Under load healthcheck probes can get lost in the flood. Schedule handling these separately (different threads and sockets that can be prioritized over others). Without this, applications needing fast (e.g. <2 s) failure response can end up flip-flopping between health states because probes get lost in the noise. Note that TLS handshakes are obviously capable of starving threads, and even TCP connection setup/failure storms.

Modelling entities

Note that endpoints are not the same as connections. Protocols like SIP expect UACs to try and reconnect when a connection is dropped without dropping state. A single connection may carry multiple streams (see also TCP head-of-line blocking and associated pain).

Watchdogs

Healthcheck everything critical. Have something send packets through your system to check it is alive, and respond quickly to failures.

Who watches the watchdogs? Watchdogs get simpler as they go up the supervision tree.

If using systemd disable all back-off timers and prioritize restarting the application.

Kubernetes back-off timers will eat your annual outage budget in one sitting, so if using this, pray failures don't spread across other instances (or perhaps don't use kubernetes).

Note also that core dumps can increase recovery time. In extreme times it may be worth temporarily disabling them.

Metrics and alerting, of course.

Error handling

Don't use exceptions. Exceptions are dumb, exceptions are slow. In particular errors on sockets are expected and not exceptional, and firing exceptions can cause starvation on failover (firing an exception on a failed TCP connection can easily disrupt other more important work). Explicit error codes are much cleaner, simple and orders of magnitude more performant.

Concurrency and asynchronicity

Threading models

Object models are dumb, but if you must, thread ownership dominates object ownership ALWAYS (and hence object models are dumb).

Fast lock(wait)-free queues aren't linearizable (they're essentially bundles of single-producer-single-consumer queues), so don't reason temporally.

Life is easier if you keep reading and writing to a socket on the same thread, and shard your sockets across threads. However, this isn't necessary, but lifetimes will need careful management.
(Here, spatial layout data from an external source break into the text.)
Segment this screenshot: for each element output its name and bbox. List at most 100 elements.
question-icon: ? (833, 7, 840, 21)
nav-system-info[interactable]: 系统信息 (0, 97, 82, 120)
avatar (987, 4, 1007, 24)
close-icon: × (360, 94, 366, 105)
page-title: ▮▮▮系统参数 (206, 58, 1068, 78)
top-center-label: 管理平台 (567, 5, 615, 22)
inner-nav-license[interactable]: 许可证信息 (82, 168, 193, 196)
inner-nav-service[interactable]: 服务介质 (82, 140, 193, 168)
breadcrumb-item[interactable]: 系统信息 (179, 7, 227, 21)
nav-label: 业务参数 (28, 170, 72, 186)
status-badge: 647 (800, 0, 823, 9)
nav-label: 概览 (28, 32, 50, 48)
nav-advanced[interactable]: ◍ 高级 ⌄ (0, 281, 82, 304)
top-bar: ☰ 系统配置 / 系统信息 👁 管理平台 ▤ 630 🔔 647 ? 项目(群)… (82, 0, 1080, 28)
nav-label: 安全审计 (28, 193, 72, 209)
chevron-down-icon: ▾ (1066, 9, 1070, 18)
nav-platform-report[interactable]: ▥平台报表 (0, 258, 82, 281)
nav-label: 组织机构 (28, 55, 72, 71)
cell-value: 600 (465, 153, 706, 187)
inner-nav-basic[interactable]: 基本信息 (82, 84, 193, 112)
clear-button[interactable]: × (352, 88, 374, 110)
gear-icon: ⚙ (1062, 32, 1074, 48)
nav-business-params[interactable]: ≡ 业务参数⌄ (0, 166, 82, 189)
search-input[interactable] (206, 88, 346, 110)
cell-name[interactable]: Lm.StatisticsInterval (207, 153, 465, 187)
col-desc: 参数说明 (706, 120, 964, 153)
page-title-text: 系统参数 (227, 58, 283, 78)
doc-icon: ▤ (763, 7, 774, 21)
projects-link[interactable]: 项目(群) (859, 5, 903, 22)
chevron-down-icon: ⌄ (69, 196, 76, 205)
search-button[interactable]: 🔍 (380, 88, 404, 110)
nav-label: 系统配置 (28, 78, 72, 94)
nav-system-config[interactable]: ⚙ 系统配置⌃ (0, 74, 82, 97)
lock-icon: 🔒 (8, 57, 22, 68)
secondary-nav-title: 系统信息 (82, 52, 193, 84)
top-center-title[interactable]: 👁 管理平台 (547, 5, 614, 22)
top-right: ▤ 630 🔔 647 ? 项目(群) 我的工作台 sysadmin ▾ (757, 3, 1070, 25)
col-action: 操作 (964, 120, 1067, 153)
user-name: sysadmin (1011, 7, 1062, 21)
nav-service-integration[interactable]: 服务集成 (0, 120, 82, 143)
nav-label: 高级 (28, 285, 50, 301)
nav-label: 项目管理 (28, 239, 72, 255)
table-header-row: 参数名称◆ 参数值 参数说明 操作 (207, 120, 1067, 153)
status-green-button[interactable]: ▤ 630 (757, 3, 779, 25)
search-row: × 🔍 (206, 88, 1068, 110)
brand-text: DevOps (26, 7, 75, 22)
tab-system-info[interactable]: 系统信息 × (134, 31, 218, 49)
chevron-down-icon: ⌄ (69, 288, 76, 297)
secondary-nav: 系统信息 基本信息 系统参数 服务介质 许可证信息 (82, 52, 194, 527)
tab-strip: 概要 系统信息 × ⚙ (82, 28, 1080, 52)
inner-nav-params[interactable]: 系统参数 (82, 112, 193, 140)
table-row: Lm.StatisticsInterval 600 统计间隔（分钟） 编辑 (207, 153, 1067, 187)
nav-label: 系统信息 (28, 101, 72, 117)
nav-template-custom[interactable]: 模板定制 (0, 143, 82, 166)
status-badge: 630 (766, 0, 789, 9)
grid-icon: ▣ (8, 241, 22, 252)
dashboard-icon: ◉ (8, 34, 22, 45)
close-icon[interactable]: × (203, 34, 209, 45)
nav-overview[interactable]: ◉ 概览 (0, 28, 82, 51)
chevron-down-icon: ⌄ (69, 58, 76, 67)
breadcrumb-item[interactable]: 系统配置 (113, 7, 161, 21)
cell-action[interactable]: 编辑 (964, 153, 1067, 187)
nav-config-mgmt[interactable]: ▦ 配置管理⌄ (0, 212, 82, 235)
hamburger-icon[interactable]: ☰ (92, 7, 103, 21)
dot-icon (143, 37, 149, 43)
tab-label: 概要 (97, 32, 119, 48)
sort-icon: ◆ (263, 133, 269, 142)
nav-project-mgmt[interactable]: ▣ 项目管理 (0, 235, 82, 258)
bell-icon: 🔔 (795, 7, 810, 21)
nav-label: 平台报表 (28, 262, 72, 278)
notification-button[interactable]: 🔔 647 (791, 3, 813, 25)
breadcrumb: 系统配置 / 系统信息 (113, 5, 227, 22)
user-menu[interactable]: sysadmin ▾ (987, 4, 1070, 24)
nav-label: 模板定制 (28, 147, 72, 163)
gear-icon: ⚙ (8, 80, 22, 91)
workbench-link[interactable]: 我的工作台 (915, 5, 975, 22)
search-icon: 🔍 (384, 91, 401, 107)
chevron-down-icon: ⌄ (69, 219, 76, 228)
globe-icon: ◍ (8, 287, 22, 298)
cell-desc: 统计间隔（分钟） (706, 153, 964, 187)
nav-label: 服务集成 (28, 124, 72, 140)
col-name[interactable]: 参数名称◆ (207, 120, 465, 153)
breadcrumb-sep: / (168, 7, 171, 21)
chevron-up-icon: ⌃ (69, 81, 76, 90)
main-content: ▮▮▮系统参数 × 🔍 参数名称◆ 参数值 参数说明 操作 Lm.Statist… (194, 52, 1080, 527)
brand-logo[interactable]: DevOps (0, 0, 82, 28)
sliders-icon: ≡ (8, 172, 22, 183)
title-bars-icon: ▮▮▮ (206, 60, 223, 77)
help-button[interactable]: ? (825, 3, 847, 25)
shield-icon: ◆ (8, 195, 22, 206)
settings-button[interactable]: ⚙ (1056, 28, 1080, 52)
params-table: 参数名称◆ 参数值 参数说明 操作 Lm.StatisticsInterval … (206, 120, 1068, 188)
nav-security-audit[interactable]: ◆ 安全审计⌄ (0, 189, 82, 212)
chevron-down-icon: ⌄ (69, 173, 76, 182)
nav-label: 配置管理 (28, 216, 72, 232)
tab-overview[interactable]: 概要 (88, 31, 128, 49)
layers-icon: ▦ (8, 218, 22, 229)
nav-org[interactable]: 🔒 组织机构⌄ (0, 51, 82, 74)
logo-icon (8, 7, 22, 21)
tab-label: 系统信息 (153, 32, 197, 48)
Make sure file descriptors are cleaned up. Conceptually, the operating system is like another thread.

Have an ownership model you can reason about. If you must lock, having a locking model you can reason about.

Don't spawn threads willy-nilly.

TLS pain

Note OpenSSL uses thread local state for TLS sockets, so you need to initialize the socket on the thread you want to run it on.

OpenSSL also uses global error queues, so make sure you clear them after every possibly erroring operation. Not doing this can cause a single error on a single socket to starve proper operation of all TLS sockets. You won't see the error on the socket that caused the problem, because you didn't check for errors (which would have cleared the queue).

TLS handshakes are expensive, and the connection setup-rate is bounded on compute. Measure and provision threads accordingly. Measure across different key sizes.

Back-pressure and recovery

Asynchronicity is great and all, but as soon as you get some blocking on a socket (e.g. your TCP connection is backing up), queues can start filling. Have a strategy to make sure single slow endpoints don't up holding all the buffers (a simple way may be bounding the number of buffers queued on a single endpoint).

Notes on protocols

UDP

UDP is much easier in many ways. SIP has per-session reliability mechanisms built on top of UDP. This is much better than TCPs.

TCP

Heavy TCP connections easily run into problems with head-of-line blocking even with relatively low packet drop.

Fiddling with kernel settings can be helpful, but won't overcome problems in design.

TLS

Handshakes are computationally expensive.

Testing

Test it all, obviously, and stress it over long periods of time. Make testing easy. Make it easy to create a fresh test environment (you will break things).